Ты мог бы спасибо сказать тому человеку, уж больно неприятный разговор затеял Федька. Мать тоже на ушах виснет: ту сучку привести не вздумай, на порог лягу, не пущу. Женись, если сам себя сознаешь, пенсию дают, правда, на работу нельзя, группа нерабочая, но все равно можно что-то дополнительно. И баб называла вдовых, даже без детишек, и девок, которых он помнил еще сопливыми, в последний сенокос они с грабельцами ходили, сено заскребали за копновозами. Так, лет по двенадцать. А теперь подросли, хоть и не нагуляешь жиров на военных харчах, но природа берёт свое, уже девки, правда, сухонькие все, лёгкие, и глаза грустные. Почему ты в клубе на глаза их смотрел, почему в них тоску увидел, может, и не было её, показалась? Нет, ходил потом к другу своему Климке, у нёго сестрёнка меньшая, как раз под восемнадцать, и подружки к ней собрались, кружева учились плести на подушки да на этажерки. Разговаривают о простом, а повернётся которая к тебе – холодные глаза, не девичье горе в них, а сродни вдовьему. Ты только потом, много позже, поймешь, что видели девчонки впереди жизни свою безнадёгу, всю ровню их война уже сосватала и повенчала. Редко какой выпадет счастье, когда начнут демобилизовываться младшие возраста, остальные так и проживут одинокими безотказными в работе передовыми колхозницами, перебиваясь случайными встречами да редкими уворованными нетрезвыми гостеваниями чужих, женатых, немилых.

Сразу с саней и на комиссию, тебя провели к врачу, он осмотрел голову и прощупал вмятину. Сверху вниз заглянул в лицо:

– Болит?

– Кто? – невпопад переспросил ты, не про это думал.

– Голова, спрашиваю, болит?

Ты помолчал. Мать учила: соври, что весь чалпан разворачиват, жалобись, можа, пенсию добавят. Сказал:

– Когда есть об чем – болит.

Врач сел перед тобой на табуретку.

– Как прикажешь тебя понимать?

Ты стал объяснять, подошли послушать медсестра и офицер военкомата.

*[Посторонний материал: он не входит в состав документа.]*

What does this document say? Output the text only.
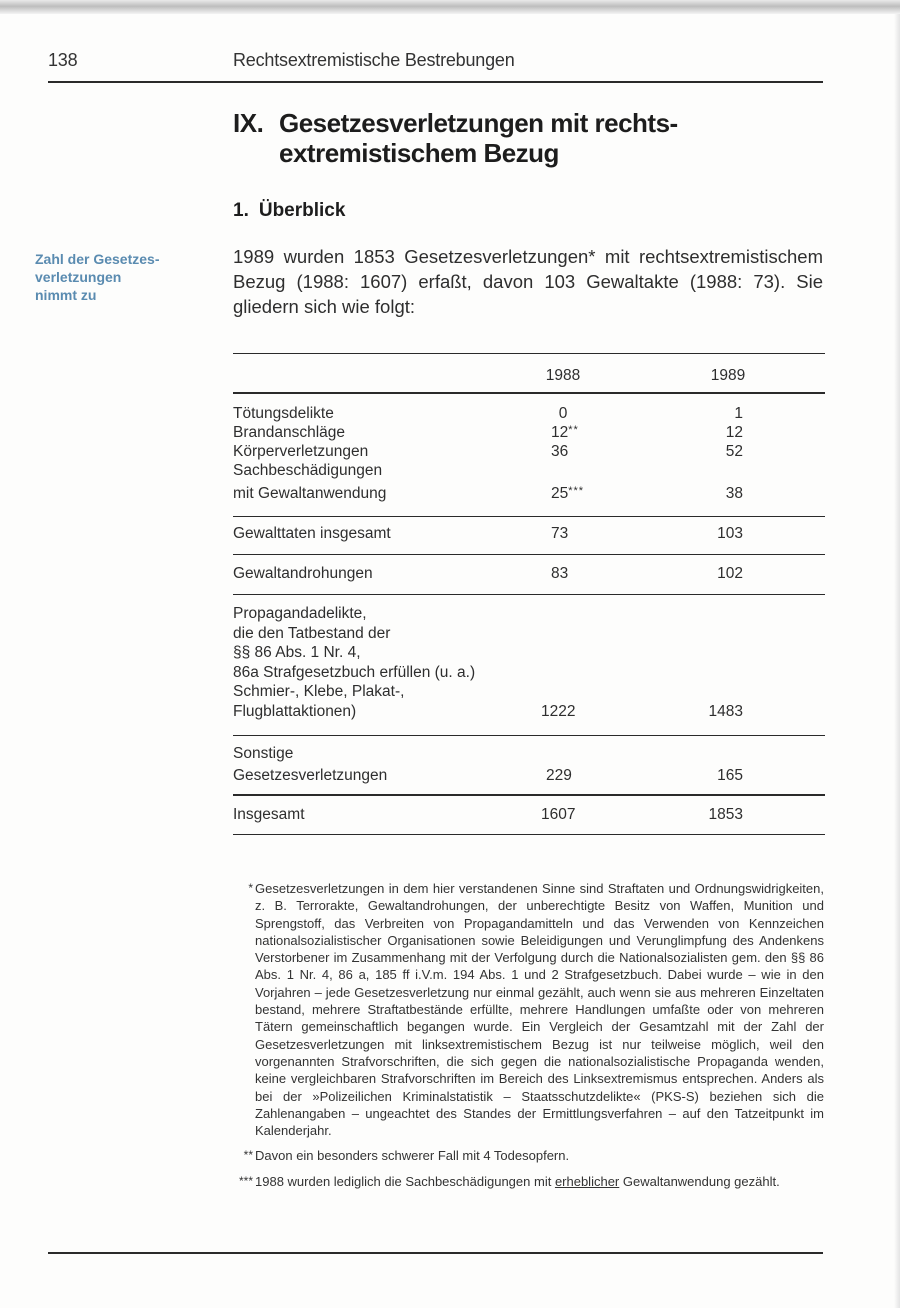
138	Rechtsextremistische Bestrebungen
IX. Gesetzesverletzungen mit rechts-
extremistischem Bezug
1. Überblick
Zahl der Gesetzes-
verletzungen
nimmt zu
1989 wurden 1853 Gesetzesverletzungen* mit rechtsextremistischem Bezug (1988: 1607) erfaßt, davon 103 Gewaltakte (1988: 73). Sie gliedern sich wie folgt:
1988	1989
Tötungsdelikte	0	1
Brandanschläge	12**	12
Körperverletzungen	36	52
Sachbeschädigungen
mit Gewaltanwendung	25***	38
Gewalttaten insgesamt	73	103
Gewaltandrohungen	83	102
Propagandadelikte,
die den Tatbestand der
§§ 86 Abs. 1 Nr. 4,
86a Strafgesetzbuch erfüllen (u. a.)
Schmier-, Klebe, Plakat-,
Flugblattaktionen)	1222	1483
Sonstige
Gesetzesverletzungen	229	165
Insgesamt	1607	1853
* Gesetzesverletzungen in dem hier verstandenen Sinne sind Straftaten und Ordnungswidrigkeiten, z. B. Terrorakte, Gewaltandrohungen, der unberechtigte Besitz von Waffen, Munition und Sprengstoff, das Verbreiten von Propagandamitteln und das Verwenden von Kennzeichen nationalsozialistischer Organisationen sowie Beleidigungen und Verunglimpfung des Andenkens Verstorbener im Zusammenhang mit der Verfolgung durch die Nationalsozialisten gem. den §§ 86 Abs. 1 Nr. 4, 86 a, 185 ff i.V.m. 194 Abs. 1 und 2 Strafgesetzbuch. Dabei wurde – wie in den Vorjahren – jede Gesetzesverletzung nur einmal gezählt, auch wenn sie aus mehreren Einzeltaten bestand, mehrere Straftatbestände erfüllte, mehrere Handlungen umfaßte oder von mehreren Tätern gemeinschaftlich begangen wurde. Ein Vergleich der Gesamtzahl mit der Zahl der Gesetzesverletzungen mit linksextremistischem Bezug ist nur teilweise möglich, weil den vorgenannten Strafvorschriften, die sich gegen die nationalsozialistische Propaganda wenden, keine vergleichbaren Strafvorschriften im Bereich des Linksextremismus entsprechen. Anders als bei der »Polizeilichen Kriminalstatistik – Staatsschutzdelikte« (PKS-S) beziehen sich die Zahlenangaben – ungeachtet des Standes der Ermittlungsverfahren – auf den Tatzeitpunkt im Kalenderjahr.
** Davon ein besonders schwerer Fall mit 4 Todesopfern.
*** 1988 wurden lediglich die Sachbeschädigungen mit erheblicher Gewaltanwendung gezählt.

– Вот сейчас ей об чём болеть? Всё аккуратно, чисто, со мной по-людски. Правда, по дороге Федька – Петра Хромого сын привязался, отчего жену свою не забираю, она, пока я по госпиталям таскался, к чеботарю ушла, но я не стал связываться. Подумаю и заберу, у меня сейчас не об этом душа страдат.

– А о чём, скажите?

Ты расположен был к душевному разговору, в деревне так не поговоришь:

– Брат у меня в бегах. Отца закопали где-то под Москвой, братовья все ещё служат, а Филька с фронту сбег и наделал горя.

Офицер насторожился:

– Так ты, Акимушкин, братом доводишься дезертиру Акимушкину? Что ты про него знаешь? Где он?

Ты сник, опустил голову.

– Ему бы покаяться прийти, столь миру погинуло, как жить после этого? И душа его просит, а тело супротив, ну, смерти боится, жить хочет. Хоть в проклятьи, хоть отринутый, а чтобы жить, чтобы жрать было, чтобы бабу привозили.